Car en effet, l’un des nombreux points positifs du film vient de la finesse de son écriture, et notamment de la vraisemblance des réactions de son personnage dans des situations stressantes. Doté d’un sens du danger aiguisé si on la compare aux héroïnes habituelles du genre, Tess semble en partie maîtresse de son destin (du moins dans la première partie du film). En témoigne le fameux “nope” qu’elle prononce face à un étrange couloir.

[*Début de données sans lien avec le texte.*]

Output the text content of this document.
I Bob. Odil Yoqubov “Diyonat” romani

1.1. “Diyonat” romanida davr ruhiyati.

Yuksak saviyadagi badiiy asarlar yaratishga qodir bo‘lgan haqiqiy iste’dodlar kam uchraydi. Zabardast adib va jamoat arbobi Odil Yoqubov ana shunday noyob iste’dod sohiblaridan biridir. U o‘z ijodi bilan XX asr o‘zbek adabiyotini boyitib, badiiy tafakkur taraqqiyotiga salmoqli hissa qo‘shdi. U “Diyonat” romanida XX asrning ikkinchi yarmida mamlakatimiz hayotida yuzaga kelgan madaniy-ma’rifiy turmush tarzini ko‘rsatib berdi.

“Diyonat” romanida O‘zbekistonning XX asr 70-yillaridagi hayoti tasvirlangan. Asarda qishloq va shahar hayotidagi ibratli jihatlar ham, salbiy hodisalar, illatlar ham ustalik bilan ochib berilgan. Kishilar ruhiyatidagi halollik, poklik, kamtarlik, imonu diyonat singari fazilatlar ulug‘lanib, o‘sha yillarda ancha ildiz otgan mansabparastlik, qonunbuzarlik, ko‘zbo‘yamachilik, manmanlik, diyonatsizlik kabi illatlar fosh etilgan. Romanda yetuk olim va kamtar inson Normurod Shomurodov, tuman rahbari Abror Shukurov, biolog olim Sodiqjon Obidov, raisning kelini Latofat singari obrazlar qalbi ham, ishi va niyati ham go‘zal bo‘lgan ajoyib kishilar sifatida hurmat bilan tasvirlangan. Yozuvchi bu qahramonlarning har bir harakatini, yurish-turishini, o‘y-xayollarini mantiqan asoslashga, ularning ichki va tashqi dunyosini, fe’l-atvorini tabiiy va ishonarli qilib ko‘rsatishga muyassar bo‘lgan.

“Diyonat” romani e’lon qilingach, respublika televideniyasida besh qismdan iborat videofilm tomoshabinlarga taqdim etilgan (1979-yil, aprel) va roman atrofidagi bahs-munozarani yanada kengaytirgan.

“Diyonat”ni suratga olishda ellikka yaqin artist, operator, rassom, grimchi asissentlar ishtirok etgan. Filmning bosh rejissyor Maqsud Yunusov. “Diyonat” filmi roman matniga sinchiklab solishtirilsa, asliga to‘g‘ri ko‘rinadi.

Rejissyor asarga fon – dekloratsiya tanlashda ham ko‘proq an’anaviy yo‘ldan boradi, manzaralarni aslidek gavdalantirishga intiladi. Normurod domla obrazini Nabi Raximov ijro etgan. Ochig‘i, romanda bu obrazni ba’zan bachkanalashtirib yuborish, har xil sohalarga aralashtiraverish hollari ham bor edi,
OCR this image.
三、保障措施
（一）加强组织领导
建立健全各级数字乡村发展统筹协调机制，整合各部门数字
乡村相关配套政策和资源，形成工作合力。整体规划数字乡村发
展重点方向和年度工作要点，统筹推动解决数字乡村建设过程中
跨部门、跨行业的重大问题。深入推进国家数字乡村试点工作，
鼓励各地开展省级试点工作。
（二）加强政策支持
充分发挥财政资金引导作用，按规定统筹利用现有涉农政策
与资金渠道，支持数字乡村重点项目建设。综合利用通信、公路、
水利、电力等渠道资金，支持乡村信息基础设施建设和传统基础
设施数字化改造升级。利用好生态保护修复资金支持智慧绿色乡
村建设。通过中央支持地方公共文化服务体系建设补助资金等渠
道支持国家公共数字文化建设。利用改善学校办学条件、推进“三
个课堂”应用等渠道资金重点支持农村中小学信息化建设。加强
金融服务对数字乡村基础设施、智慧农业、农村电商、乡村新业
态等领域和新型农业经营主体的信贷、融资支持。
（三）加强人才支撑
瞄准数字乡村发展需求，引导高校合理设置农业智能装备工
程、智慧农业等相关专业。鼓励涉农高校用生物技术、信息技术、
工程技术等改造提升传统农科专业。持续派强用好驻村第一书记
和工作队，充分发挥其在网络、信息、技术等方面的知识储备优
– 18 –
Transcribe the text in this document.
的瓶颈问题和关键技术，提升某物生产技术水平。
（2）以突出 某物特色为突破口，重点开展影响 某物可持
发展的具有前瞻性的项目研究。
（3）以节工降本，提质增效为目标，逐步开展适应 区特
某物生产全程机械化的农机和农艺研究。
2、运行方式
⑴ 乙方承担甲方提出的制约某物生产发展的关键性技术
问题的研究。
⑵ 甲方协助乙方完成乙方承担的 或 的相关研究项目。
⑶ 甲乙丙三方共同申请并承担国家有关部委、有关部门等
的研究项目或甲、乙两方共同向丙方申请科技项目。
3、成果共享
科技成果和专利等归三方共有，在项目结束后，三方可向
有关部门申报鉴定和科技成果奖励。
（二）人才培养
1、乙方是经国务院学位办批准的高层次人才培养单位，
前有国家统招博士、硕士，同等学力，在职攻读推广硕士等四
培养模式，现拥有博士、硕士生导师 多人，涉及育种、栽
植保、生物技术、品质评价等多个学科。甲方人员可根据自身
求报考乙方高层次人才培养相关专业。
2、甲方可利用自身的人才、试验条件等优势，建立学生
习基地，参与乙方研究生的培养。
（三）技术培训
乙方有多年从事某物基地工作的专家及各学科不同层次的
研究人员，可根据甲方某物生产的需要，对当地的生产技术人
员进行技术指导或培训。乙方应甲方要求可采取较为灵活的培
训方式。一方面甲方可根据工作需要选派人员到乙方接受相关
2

La mise en scène du cinéaste s’accorde elle aussi au point de vue de sa protagoniste. La caméra semble s’adapter en permanence au ressenti de Tess. Des jeux d’obscurité et de profondeur de champ montrent la maison de manière menaçante. Les dialogues avec l’homme dans la maison sont au départ filmés à travers des champs contre-champs à valeur de plan éloigné, qui progressivement se rapprochent au fur et à mesure que les deux personnages commencent à s’apprivoiser. Mais on se demande toujours ce qu’il en est des intentions de Keith. Et Zach Cregger ne nous donne pas les réponses les plus attendues.

La maison des secrets

C’est à partir d’ici qu’il devient difficile d’aborder convenablement le long-métrage. En effet, sa réussite tient principalement de son effet de surprise, en grande partie dû à son récit. Car après cette première partie abordée précédemment, le film ne va jamais là où le spectateur l’attend. Le climax de cette première partie s’achève sur un écran noir, qui permet de basculer vers un nouveau protagoniste. Cette rupture de ton, à la fois scénaristique et visuelle, est utilisée pour élargir le spectre du film et donner des clefs à son mystère et à ses thématiques.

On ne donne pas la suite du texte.